The left panel of the picture, taken at 7:08 a.m. on 3 October 2001, shows the penetration of cold water as a green tongue that extends into the main current just east of Cape Hatteras, where the Gulf Stream leaves the American East Coast and veers off into the North Atlantic Ocean. The right panel shows the fate of the intrusion about 24 hours later: the cold tongue has been swept along with the current while extending southeastwards.

In early October 2001, strong and persistent winds from northerly directions blowing along the shore north of Cape Hatteras piled up cold water from the Middle Atlantic Bight in the corner formed by the coastline and the Gulf Stream's north wall. Under less extraordinary wind conditions, long streaks of the relatively cold shelf water are slowly mixed into the Gulf Stream along its northwestern edge.
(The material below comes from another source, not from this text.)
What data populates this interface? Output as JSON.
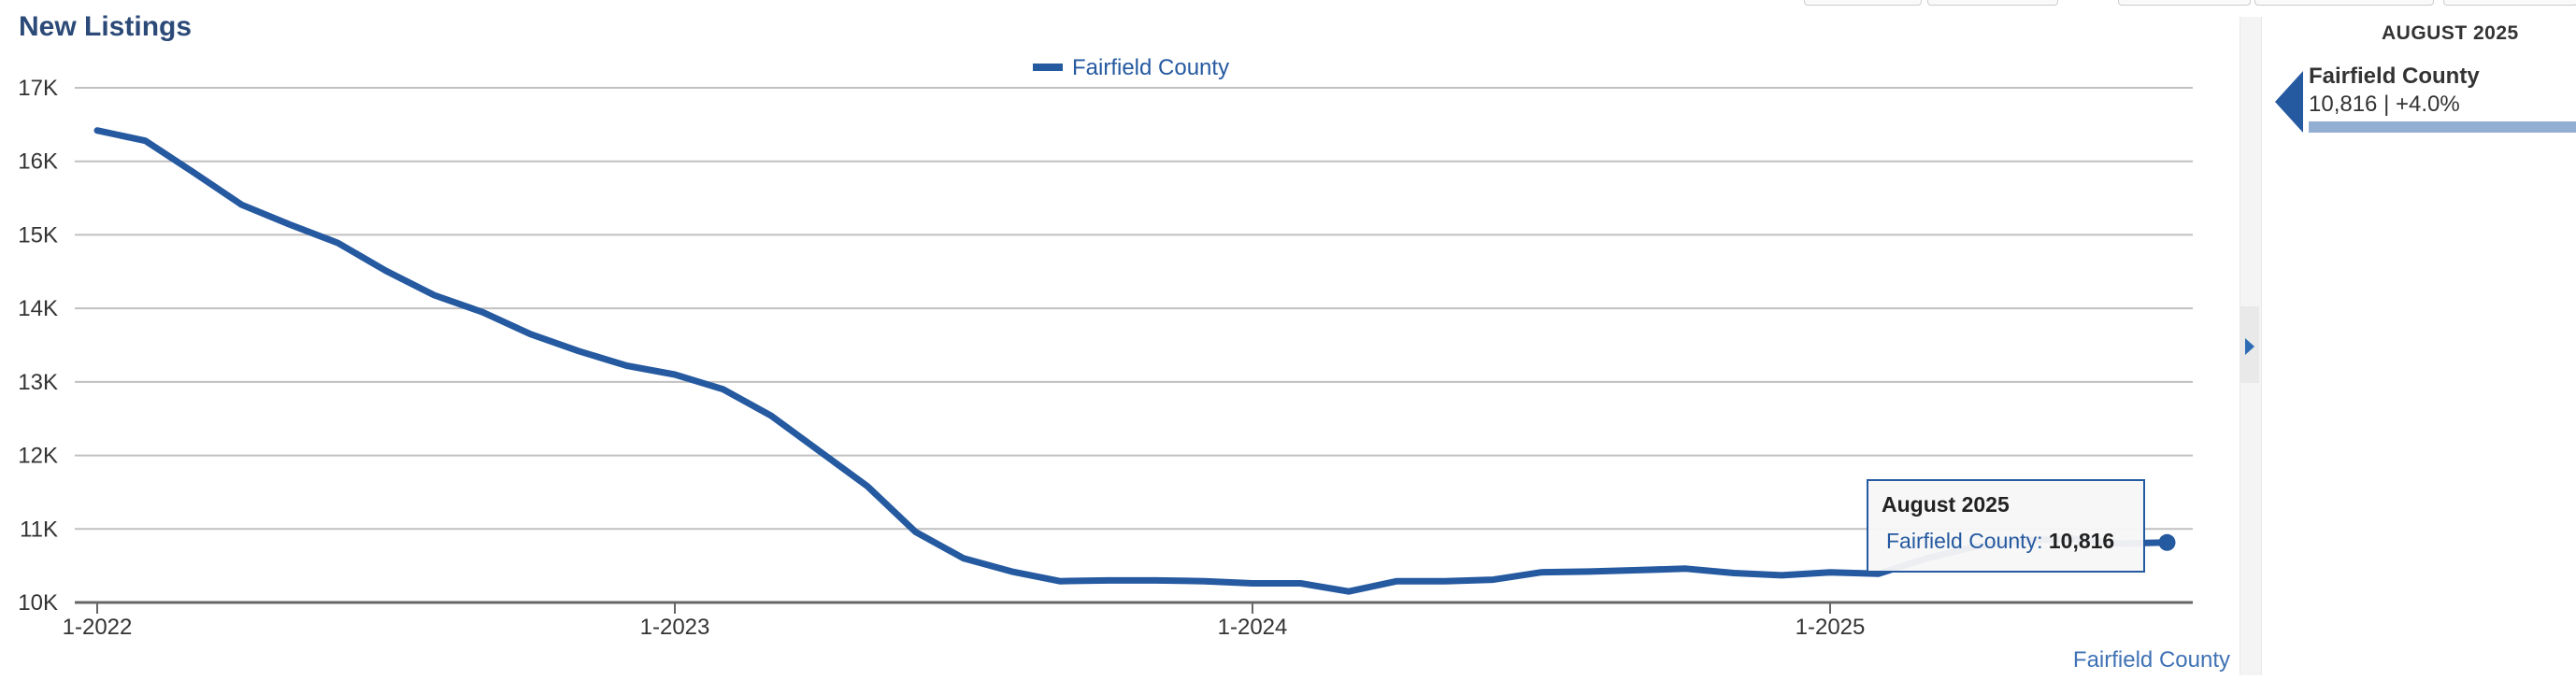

But after three days of wind speeds exceeding 12.8 m s−1 — conditions unique for early autumn in the 11-year period from 1991 to 2001 — the cold coastal water broke into the main Gulf Stream and eventually crossed it.

Li and colleagues say they are not aware of any other reports of such a breaching event. After all, crossing a busy highway is rarely attempted and is even less often successful.